17 commenti su “Milano | Santa Giulia – Posata la prima pietra dell’Arena Olimpica”

  1. Squallidi politicanti. Il Palaitalia “forse” si farà in tempo a finirlo, la tranvia non è più indispensabile, il Palasharp non si ristruttura più, la pista di bob la si farà all’estero, il laboratorio antidoping finirà a Parigi. Perché hanno voluto l’olimpiade se sono degli inetti?

    Rispondi
    • La tramvia non è indispensabile per i giochi olimpici, non ha detto che non si farà. Il Palasharp non si farà per colpa della chiesa (monastero di suore) che si è opposta al progetto. Sulla pista da bob di Cortina cosa centra Sala e la società Eventim? idem sul laboratorio antidoping.

      Rispondi
    • Spero la tranvia si farà, prima o poi. Ma il palasharp è abbastanza vecchio, meglio liberarsene e costruire un’arena all’altezza dei tempi e dell’evento, che poi sarà sicuramente riutilizzata. Per quanto riguarda utilizzare strutture all’estero, perché no, se permette di risparmiare su costi e tempi, e si evita di costruire una struttura utilizzata solo una volta. La coppa del mondo 2026 sarà ospitata da USA, Canada e Mexico. Quella del 2030 sarà in Marocco, Portogallo e Spagna. Il futuro è fatto di risorse condivise, ha perfettamente senso.

      Rispondi
    • lol col cavolo che spendiamo 15 milioni di euro per fare una pista di bob come fatto per le invernali 2006 per poi lasciarla marcire e cadere a pezzi… parliamo di sostenibilità poi ci lamentiamo pure?

      Rispondi
  2. Fate pena tutti amministratori italioti! SI FARA’ LA FIGURA DI MERDA MONDIALE! E attenzione c’era tutto il tempo e il denaro per fare grandi cose!!!! FATE SCHIFO TUTTI!!!!

    Rispondi
    • Ah ah buona questa‼️ 🤣 colpa della pandemia che è finita da 2 anni… come per Expo (Covid 15) e per i mondiali di calcio (Covid 90)…. ma noi da Marte lo abbiamo capito da un pezzo come funzionano le cose… x far lievitare i costi / spese e adesso devono lavorare su 3 turni per recuperare!

      Rispondi
      • I costi sono realmente aumentati e non certo per colpa del comune o del governo, lavoro per una multinazionale in ambito edile e posso testimoniare un reale rialzo dei costi di oltre il 50% per via della guerra in Ucraina che ha provocato il rincaro delle materie prime e dell’energia. Il fatto che la collaborazione tra pubblico e privato dia prova di reggere anche in certe situazioni (sia il Palaitalia che lo scalo di porta romana ne sono un esempio) sarebbe solo da apprezzare invece che criticare negativamente solo per ignoranza. Qualcuno di voi sa che questi ritardi sono dovuti anche a due aziende di cui non faccio nomi che hanno fatto ricorsi su ricorsi, ancora non finiti, per bloccare questi lavori? Siete a conoscenza delle normali fasi e tempistiche di progettazione e ottenimento dei permessi? Siete a conoscenza dell’avanzamento dei lavori del Palaitalia in dettaglio? o solo perchè non vedete una gru o non capite una simbolica posa di una prima pietra vi permettete di giudicare squallidi persone a caso e gratuitamente?

        Rispondi
      • Mi sa proprio che non vivi sulla terra, caro Marzio, se non sai che i prezzi dell’energia e delle materie prime sono saliti di vari moltiplicatori anno dopo anno.

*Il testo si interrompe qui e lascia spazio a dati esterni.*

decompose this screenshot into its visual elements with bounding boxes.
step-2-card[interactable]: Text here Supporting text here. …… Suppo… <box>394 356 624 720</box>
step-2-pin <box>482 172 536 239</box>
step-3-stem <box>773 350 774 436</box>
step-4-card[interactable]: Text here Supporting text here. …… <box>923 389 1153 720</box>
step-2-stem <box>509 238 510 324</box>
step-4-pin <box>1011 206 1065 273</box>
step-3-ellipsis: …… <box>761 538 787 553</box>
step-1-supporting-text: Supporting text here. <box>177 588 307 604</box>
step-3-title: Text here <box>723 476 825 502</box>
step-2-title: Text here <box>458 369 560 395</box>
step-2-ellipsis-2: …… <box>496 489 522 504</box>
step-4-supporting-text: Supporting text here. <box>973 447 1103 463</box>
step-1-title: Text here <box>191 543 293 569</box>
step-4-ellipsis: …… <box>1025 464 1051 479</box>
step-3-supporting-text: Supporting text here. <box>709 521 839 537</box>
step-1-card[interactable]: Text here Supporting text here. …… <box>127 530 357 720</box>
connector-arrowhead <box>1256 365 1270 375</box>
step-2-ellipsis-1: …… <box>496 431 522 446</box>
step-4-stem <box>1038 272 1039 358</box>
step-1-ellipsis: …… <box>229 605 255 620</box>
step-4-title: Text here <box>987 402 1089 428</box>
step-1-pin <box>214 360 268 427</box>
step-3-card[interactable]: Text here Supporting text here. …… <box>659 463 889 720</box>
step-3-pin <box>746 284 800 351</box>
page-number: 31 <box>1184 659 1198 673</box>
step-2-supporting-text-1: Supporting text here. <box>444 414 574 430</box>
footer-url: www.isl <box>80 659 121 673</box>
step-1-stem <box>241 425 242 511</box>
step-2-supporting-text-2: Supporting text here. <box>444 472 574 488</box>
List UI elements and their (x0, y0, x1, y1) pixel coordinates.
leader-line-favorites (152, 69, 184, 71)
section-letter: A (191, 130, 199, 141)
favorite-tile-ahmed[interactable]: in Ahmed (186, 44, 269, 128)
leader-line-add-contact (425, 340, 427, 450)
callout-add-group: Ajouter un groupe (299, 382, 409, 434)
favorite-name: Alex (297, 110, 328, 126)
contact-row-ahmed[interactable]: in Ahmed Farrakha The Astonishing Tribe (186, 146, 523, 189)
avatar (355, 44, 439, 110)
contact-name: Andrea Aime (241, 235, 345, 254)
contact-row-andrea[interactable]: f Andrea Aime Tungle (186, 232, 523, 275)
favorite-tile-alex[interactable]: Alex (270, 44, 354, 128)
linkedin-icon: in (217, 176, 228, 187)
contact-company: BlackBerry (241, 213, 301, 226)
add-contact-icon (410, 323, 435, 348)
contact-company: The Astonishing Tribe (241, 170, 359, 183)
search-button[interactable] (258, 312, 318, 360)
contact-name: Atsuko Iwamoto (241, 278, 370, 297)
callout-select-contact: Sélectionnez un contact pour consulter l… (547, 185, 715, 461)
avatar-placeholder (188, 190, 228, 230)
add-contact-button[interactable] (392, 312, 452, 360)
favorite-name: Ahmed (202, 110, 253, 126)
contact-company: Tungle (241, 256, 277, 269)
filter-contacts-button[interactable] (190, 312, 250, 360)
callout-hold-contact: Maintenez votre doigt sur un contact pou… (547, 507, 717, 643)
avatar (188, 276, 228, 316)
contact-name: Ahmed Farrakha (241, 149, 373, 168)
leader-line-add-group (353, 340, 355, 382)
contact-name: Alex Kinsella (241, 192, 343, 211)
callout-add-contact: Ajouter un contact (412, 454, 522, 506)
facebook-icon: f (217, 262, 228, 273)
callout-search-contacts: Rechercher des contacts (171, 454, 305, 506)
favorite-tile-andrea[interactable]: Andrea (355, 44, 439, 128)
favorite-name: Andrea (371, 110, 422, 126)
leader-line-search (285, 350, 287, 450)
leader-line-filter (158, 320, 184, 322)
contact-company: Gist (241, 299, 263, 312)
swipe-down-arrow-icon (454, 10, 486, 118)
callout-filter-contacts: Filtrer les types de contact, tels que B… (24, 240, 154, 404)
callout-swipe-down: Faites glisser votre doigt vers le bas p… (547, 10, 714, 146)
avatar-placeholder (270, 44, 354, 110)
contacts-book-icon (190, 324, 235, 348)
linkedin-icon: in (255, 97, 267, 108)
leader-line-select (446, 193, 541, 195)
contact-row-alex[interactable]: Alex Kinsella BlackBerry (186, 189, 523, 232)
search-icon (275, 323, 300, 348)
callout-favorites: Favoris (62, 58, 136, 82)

        E se si perdono due anni, non è che poi ricompaiono per magia grazie agli Avengers….

        Rispondi
  3. Alcune considerazioni al volo.
    1°: ho visto dai rendering che l’interno dell’arena in oggetto presenta 2 anelli che circondano il campo per circa 300 gradi. I rimanenti 60 gradi sono a un anello solo.
    Una oscenità, che mi ricorda le fette di torta addentate in punta e lasciate lì.

    2°: l’arena è a circa 1,5 km dalla M3 Rogoredo. Troppo. Posto che si poteva e si doveva fare più vicino (e lo spazio c’era, cazzo) ritengo che il tram proposto che va dalla M3 all’arena fino alla M4 sia fondamentale soprattutto alla luce del fatto che il comune, nella sua mentalità ossessivo-compulsivo contro le auto ha già disposto di non voler fare troppi parcheggi. (COGLIONI!)

    3°: il via alla costruzione è stato rallentato dal Covid. Mi sembra incontrovertibile

    4°: non c’entra nulla con questo portale, ma aver abbinato il nome di Cortina (posto bellissimo, peraltro) a Milano per questi giochi olimpici è una grande stronzata esclusiva marketing: infatti abbinare un’area urbana di oltre 4,5 mln di abitanti con un paese di 2000 abitanti squalifica l’importanza della metropoli.